Campbell received the death sentence following his conviction for killing an 18-year-old. After a 1997 carjacking, Campbell shot and killed Charles Dials. The death row inmate was already paroled in 1992, following a 20-year sentence after he “killed a man in a Cleveland bar,” WBNS (10 TV) reported.

Killer took gun from sheriff’s deputy and killed teen

On the way to court for a hearing on armed robbery charges on April 2, 1997, Campbell overpowered a county sheriff’s deputy while he was “in a wheelchair feigning paralysis,” WBNS noted. After taking the officer’s gun, he carjacked Dials. He, then, drove with the teen for “several hours.” As Dials was “crouched in the footwell of his own truck,” according to WBNS, Campbell shot Dials in the head.

Ron O’Brien is the Franklin County prosecutor who represented the state in its case against Campbell in 1997. O’Brien said that Campbell is the “worst, most violent criminal” of all the cases he has prosecuted, according to WVXU.

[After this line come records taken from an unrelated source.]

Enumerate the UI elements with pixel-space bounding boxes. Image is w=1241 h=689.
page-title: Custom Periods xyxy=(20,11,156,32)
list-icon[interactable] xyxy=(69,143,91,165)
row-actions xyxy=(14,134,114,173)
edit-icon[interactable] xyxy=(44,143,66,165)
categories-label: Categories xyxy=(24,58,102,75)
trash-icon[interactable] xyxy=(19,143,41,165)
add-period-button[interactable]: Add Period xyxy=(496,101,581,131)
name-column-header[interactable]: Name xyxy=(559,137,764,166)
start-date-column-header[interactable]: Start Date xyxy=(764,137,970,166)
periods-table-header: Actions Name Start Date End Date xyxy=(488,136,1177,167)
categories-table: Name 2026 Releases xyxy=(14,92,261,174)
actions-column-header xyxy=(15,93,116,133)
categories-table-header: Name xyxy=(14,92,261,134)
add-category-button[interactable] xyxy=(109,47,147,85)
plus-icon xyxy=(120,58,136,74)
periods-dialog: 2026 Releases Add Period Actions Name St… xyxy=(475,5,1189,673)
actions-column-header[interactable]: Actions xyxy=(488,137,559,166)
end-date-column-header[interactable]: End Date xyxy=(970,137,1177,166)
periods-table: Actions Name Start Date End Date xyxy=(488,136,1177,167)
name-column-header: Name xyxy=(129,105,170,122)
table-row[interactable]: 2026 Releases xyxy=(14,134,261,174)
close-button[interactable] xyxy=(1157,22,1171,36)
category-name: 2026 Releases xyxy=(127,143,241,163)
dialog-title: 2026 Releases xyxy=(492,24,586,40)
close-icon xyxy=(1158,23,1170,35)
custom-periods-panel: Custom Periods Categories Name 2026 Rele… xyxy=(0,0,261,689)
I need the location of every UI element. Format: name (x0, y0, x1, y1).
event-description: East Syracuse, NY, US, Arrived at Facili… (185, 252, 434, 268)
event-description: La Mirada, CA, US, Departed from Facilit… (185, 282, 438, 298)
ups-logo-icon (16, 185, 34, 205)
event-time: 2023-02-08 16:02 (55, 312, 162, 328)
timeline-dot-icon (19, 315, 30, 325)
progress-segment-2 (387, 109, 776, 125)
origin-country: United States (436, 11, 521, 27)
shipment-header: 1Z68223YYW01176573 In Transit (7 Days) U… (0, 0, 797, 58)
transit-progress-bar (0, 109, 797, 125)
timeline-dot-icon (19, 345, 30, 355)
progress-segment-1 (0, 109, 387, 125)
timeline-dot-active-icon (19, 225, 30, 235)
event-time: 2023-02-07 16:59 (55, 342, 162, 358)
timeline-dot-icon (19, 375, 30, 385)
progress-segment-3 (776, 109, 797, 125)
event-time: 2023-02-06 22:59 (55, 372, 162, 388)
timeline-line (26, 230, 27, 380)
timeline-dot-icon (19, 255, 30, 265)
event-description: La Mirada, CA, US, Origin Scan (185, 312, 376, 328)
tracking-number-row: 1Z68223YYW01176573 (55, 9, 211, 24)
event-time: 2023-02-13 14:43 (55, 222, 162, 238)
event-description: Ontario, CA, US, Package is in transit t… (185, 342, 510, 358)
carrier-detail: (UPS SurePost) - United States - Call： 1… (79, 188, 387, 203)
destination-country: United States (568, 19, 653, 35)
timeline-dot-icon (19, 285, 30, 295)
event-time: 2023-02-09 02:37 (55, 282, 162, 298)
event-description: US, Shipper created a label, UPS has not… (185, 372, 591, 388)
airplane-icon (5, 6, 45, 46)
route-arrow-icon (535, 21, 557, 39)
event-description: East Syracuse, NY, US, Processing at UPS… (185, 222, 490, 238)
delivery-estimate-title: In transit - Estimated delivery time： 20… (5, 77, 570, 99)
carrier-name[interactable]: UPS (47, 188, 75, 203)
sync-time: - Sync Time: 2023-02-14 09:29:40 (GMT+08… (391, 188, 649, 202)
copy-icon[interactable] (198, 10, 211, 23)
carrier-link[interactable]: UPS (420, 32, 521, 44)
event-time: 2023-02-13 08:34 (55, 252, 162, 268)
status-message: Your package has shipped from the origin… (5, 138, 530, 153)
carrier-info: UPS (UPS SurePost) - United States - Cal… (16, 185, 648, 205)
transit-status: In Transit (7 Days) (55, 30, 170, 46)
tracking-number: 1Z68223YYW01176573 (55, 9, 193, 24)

Convicted killer could be third inmate executed by Ohio in three years

If Governor Kasich declines to grant Campbell clemency, Campbell will be the third death row inmate in Ohio to be executed in three years. On September 13, Gary Otte was executed. Ronald Phillips was put to death on July 26. The United States Supreme Court upheld the Ohio’s three-drug capital punishment cocktail, which affected Phillips execution, WVXU reported.

David Stebbins, a public defender, is one of Campbell’s attorneys. He explained to the parole board that Campbell is terminally ill and cited a laundry list of health conditions affecting his client. O’Brien, however, deemed the convicted killer “the poster child for the death penalty,” according to WBNS.

The prosecutor also called it “ironic” that Stebbins brought up Campbell’s chronic health problems while seeking to avert the imposition of Capital Punishment.

After all, Campbell feigned paralysis in 1997, when he murdered Dials.

Condemned inmate relies on health problems as ‘judgement day’ nears

O’Brien stated to the parole board this month that as Campbell’s “judgment day” grew closer, once again he fell back on health problems to facilitate escaping the death penalty, WBNS relayed. He further stated that the killer should not be “permitted” to resort to bad health as way “to escape” dying by lethal injection.

Other killers used health in seeking reprieve from execution

Vernon Madison, 66, was also on Alabama’s death row. He avoided the state imposing capital punishment by also relying on his bad health. Madison’s health condition was dementia following a stroke.

WBNS reported, too, that Madison was granted a stay of execution since he didn’t remember killing and didn’t comprehend the death sentence he received.

In 2008, however, Ohio executed Richard Cooey. His legal challenge to the death sentence was that obesity would “prevent” the state from administering the lethal injection drug cocktail since “viable veins” were hard to find, according to WBNS.

While Campbell admits that he is guilty of murder, WOSU noted, his lawyers contend that “he’s too sick to lie flat on the execution table.”